The council has made payments to complainants, promised improvements, reviewed processes and recommended how to remedy the injustices.

In Torbay, 17 of the 23 complaints investigated (74 per cent) were upheld, the average for similar authorities is 72 per cent. They ranged from complaints about housing, public transport, child protection, enforcement and planning and special educational needs.

In similar-sized Plymouth, 14 out of 21 complaints (67 per cent) were upheld.

Four related to special educational needs and others included residential care, the council’s handling of maintenance issues and problems with the refuse collection.

One of two detailed investigations carried out into complaints made against Exeter City Council were upheld; East Devon District Council and North Devon Council had two detailed investigations upheld, and Mid Devon and West Devon had one each.

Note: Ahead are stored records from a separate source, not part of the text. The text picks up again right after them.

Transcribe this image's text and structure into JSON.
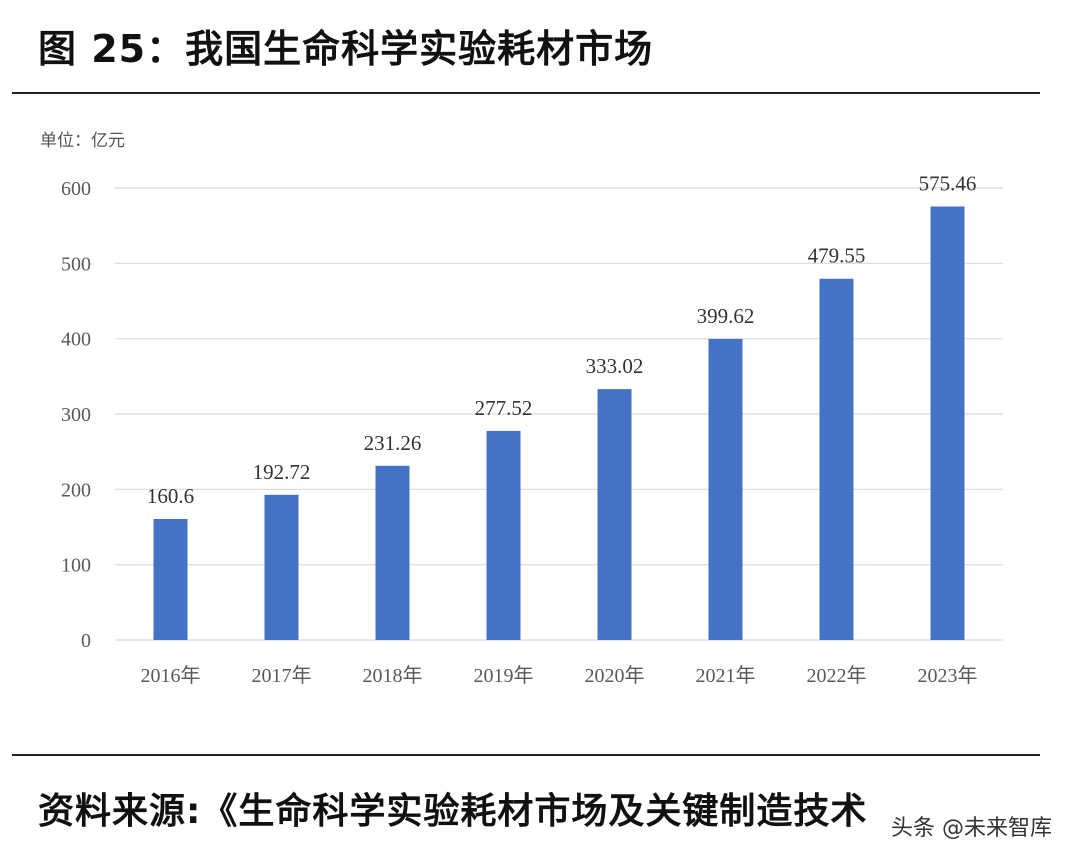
{
  "figure": {
    "title": "图 25：我国生命科学实验耗材市场",
    "unit_label": "单位：亿元",
    "source_text": "资料来源:《生命科学实验耗材市场及关键制造技术",
    "watermark": "头条 @未来智库"
  },
  "colors": {
    "bar": "#4472c4",
    "grid": "#d9d9d9",
    "axis_text": "#595959"
  },
  "chart_data": {
    "type": "bar",
    "title": "我国生命科学实验耗材市场",
    "xlabel": "",
    "ylabel": "单位：亿元",
    "categories": [
      "2016年",
      "2017年",
      "2018年",
      "2019年",
      "2020年",
      "2021年",
      "2022年",
      "2023年"
    ],
    "values": [
      160.6,
      192.72,
      231.26,
      277.52,
      333.02,
      399.62,
      479.55,
      575.46
    ],
    "data_labels": [
      "160.6",
      "192.72",
      "231.26",
      "277.52",
      "333.02",
      "399.62",
      "479.55",
      "575.46"
    ],
    "ylim": [
      0,
      600
    ],
    "yticks": [
      0,
      100,
      200,
      300,
      400,
      500,
      600
    ],
    "grid": true,
    "legend": "none"
  }
}
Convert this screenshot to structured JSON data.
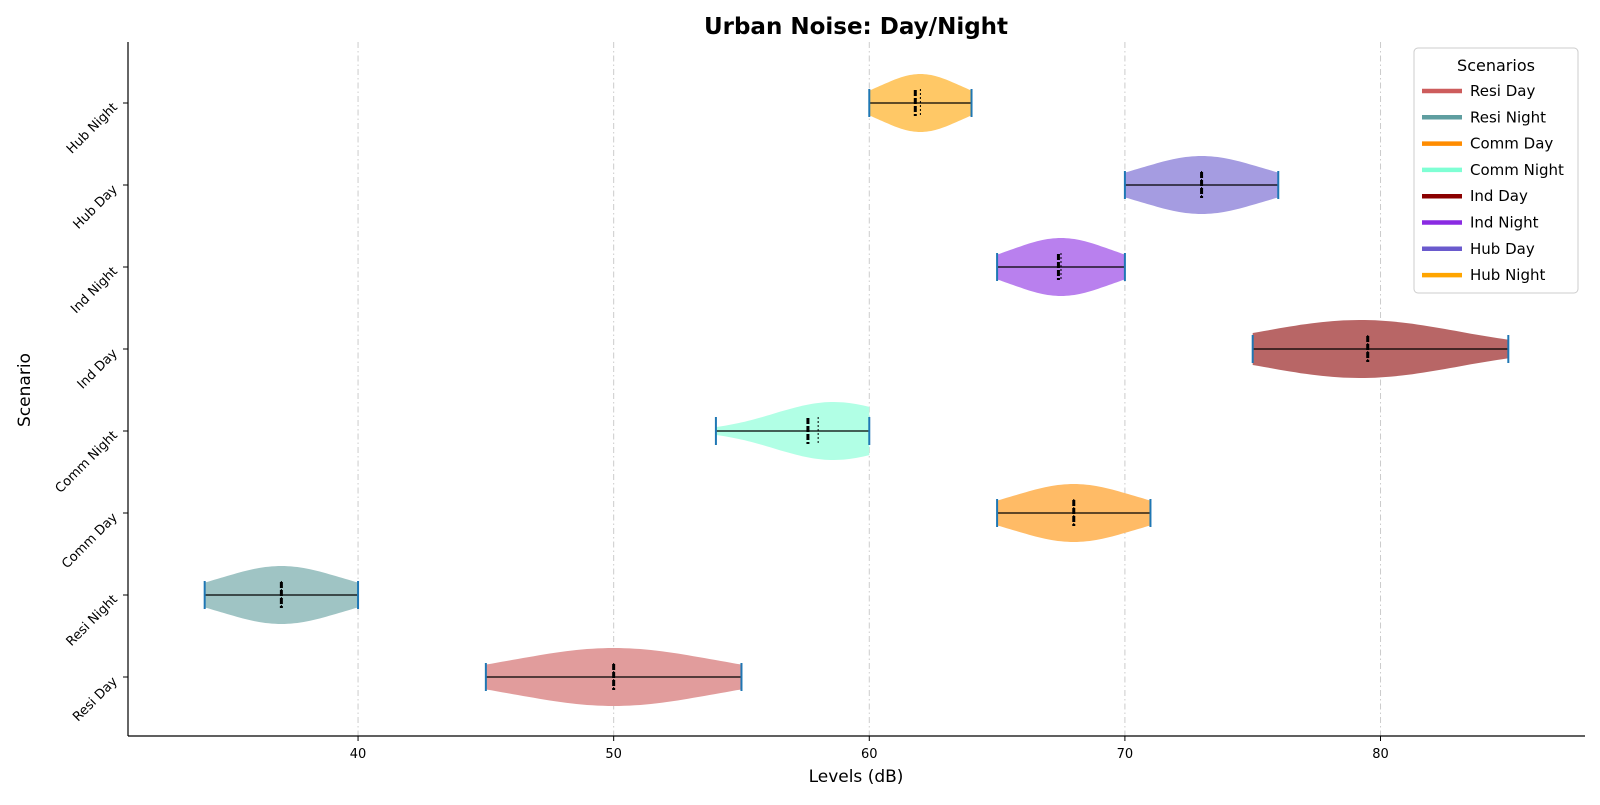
{
  "chart_data": {
    "type": "violin",
    "orientation": "horizontal",
    "title": "Urban Noise: Day/Night",
    "xlabel": "Levels (dB)",
    "ylabel": "Scenario",
    "xlim": [
      31,
      88
    ],
    "xticks": [
      40,
      50,
      60,
      70,
      80
    ],
    "grid": "x-dashed",
    "legend": {
      "title": "Scenarios",
      "position": "top-right"
    },
    "categories": [
      "Resi Day",
      "Resi Night",
      "Comm Day",
      "Comm Night",
      "Ind Day",
      "Ind Night",
      "Hub Day",
      "Hub Night"
    ],
    "series": [
      {
        "name": "Resi Day",
        "min": 45,
        "max": 55,
        "mean": 50.0,
        "median": 50.0,
        "mode": 50,
        "legend_color": "#cd5c5c",
        "fill": "#e19c9c"
      },
      {
        "name": "Resi Night",
        "min": 34,
        "max": 40,
        "mean": 37.0,
        "median": 37.0,
        "mode": 37,
        "legend_color": "#5f9ea0",
        "fill": "#9fc4c4"
      },
      {
        "name": "Comm Day",
        "min": 65,
        "max": 71,
        "mean": 68.0,
        "median": 68.0,
        "mode": 68,
        "legend_color": "#ff8c00",
        "fill": "#ffbb66"
      },
      {
        "name": "Comm Night",
        "min": 54,
        "max": 60,
        "mean": 57.6,
        "median": 58.0,
        "mode": 58.6,
        "legend_color": "#7fffd4",
        "fill": "#b1ffe5"
      },
      {
        "name": "Ind Day",
        "min": 75,
        "max": 85,
        "mean": 79.5,
        "median": 79.5,
        "mode": 79.2,
        "legend_color": "#8b0000",
        "fill": "#b86666"
      },
      {
        "name": "Ind Night",
        "min": 65,
        "max": 70,
        "mean": 67.4,
        "median": 67.5,
        "mode": 67.5,
        "legend_color": "#8a2be2",
        "fill": "#b980ee"
      },
      {
        "name": "Hub Day",
        "min": 70,
        "max": 76,
        "mean": 73.0,
        "median": 73.0,
        "mode": 73,
        "legend_color": "#6a5acd",
        "fill": "#a59ce1"
      },
      {
        "name": "Hub Night",
        "min": 60,
        "max": 64,
        "mean": 61.8,
        "median": 62.0,
        "mode": 62,
        "legend_color": "#ffa500",
        "fill": "#ffc866"
      }
    ]
  }
}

In Teignbridge two out of three complaints investigated were upheld.

There were no complaints against Torridge District Council or South Hams District Council.

West Devon Borough Council’s audit and governance committee said on paper the authority’s level of performance looked bad, with 100 per cent of complaints upheld, when the average for similar authorities was 59 per cent, but one complaint against them was investigated.

The complaint was about the council’s delay in handling complaints. The council promised to improve and offered £100 as a goodwill gesture.

Eight complaints were referred to the local government ombudsman in West Devon but seven did not progress, either because the ombudsman did not have the powers to deal with them or they were not worthwhile investigating.

Councillors were told that most complaints were from residents wanting planning decisions overturned, but only procedural failures are investigated.